Loading multiple shared libraries with different versions - linux

I have an executable on Linux that loads libfoo.so.1 (that's a SONAME) as one of its dependencies (via another shared library). It also links to another system library, which, in turn, links to a system version, libfoo.so.2. As a result, both libfoo.so.1 and libfoo.so.2 are loaded during execution, and code that was supposed to call functions from library with version 1 ends up calling (binary-incompatible) functions from a newer system library with version 2, because some symbols stay the same. The result is usually stack smashing and a subsequent segfault.
Now, the library which links against the older version is a closed-source third-party library, and I can't control what version of libfoo it compiles against. Assuming that, the only other option left is rebuilding a bunch of system libraries that currently link with libfoo.so.2 to link with libfoo.so.1.
Is there any way to avoid replacing system libraries wiith local copies that link to older libfoo? Can I load both libraries and have the code calling correct version of symbols? So I need some special symbol-level versioning?

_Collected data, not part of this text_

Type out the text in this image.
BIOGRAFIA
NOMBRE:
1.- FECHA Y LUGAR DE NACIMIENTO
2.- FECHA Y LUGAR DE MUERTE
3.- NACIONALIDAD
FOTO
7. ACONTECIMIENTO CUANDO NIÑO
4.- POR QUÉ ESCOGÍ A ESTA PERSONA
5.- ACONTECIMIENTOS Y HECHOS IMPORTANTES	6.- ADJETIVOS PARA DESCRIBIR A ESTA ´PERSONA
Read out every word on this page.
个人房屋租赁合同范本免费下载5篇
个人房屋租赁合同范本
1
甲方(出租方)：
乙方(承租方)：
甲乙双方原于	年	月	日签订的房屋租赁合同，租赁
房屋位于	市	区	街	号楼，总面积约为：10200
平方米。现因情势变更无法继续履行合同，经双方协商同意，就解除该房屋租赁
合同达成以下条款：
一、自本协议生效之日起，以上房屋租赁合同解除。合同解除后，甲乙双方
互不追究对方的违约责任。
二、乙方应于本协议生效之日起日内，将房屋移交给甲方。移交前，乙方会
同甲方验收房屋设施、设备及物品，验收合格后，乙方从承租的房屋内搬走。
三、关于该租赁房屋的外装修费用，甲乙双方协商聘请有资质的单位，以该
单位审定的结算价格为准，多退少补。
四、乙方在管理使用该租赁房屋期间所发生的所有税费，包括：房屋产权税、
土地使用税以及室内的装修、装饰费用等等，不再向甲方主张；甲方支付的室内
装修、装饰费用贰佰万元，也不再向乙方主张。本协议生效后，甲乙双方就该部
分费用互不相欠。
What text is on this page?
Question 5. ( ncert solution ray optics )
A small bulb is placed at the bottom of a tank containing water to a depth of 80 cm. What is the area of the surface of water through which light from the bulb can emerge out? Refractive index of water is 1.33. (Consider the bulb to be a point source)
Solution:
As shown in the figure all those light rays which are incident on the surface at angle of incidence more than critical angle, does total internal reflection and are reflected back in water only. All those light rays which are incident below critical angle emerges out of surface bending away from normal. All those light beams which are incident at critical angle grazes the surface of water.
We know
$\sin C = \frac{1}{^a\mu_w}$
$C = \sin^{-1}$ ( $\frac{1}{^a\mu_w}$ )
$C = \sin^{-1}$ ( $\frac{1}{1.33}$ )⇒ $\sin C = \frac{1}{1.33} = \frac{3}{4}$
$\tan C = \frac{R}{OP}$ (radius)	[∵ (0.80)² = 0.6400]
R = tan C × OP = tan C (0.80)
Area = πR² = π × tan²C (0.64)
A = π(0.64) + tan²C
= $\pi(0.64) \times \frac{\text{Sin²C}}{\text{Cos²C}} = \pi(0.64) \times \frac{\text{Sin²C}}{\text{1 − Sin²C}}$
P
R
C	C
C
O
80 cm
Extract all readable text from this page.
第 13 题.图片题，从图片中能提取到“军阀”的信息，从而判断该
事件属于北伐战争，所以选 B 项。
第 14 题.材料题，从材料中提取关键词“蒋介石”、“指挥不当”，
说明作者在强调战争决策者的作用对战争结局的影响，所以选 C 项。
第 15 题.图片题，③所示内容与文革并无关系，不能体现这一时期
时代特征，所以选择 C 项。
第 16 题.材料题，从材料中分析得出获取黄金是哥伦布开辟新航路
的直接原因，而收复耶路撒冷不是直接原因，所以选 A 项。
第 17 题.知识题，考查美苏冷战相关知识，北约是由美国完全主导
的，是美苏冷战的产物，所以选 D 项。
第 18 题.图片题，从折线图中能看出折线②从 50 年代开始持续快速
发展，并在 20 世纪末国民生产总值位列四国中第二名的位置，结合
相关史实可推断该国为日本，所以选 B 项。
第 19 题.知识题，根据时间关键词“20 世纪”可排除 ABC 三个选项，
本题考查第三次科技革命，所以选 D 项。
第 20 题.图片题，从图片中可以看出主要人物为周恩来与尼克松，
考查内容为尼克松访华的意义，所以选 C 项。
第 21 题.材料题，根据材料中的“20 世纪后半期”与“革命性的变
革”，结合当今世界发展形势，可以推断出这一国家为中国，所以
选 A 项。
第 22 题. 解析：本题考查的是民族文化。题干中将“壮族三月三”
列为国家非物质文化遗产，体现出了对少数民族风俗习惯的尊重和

You may be able to do some version script tricks:
http://sunsite.ualberta.ca/Documentation/Gnu/binutils-2.9.1/html_node/ld_26.html
This may require that you write a wrapper around your lib that pulls in libfoo.so.1 that exports some symbols explicitly and masks all others as local. For example:
MYSYMS {
global:
foo1;
foo2;
local:
*;
};
and use this when you link that wrapper like:
gcc -shared -Wl,--version-script,mysyms.map -o mylib wrapper.o -lfoo -L/path/to/foo.so.1
This should make libfoo.so.1's symbols local to the wrapper and not available to the main exe.

I can only come up with a work-around. Which would be to statically link a version of the "system library" that you are using. For your static build, you could make it link against the same old version as the third-party library. Given that it does not rely on the newer version...
Perhaps it is also possible to avoid these problems with not linking to the third-party library the ordinary way. Instead, your program could load it at execution time. Perhaps then it could be shadowed against the rest. But I don't know much about that.

Related

Shared library symbol conflicts and static linking (on Linux)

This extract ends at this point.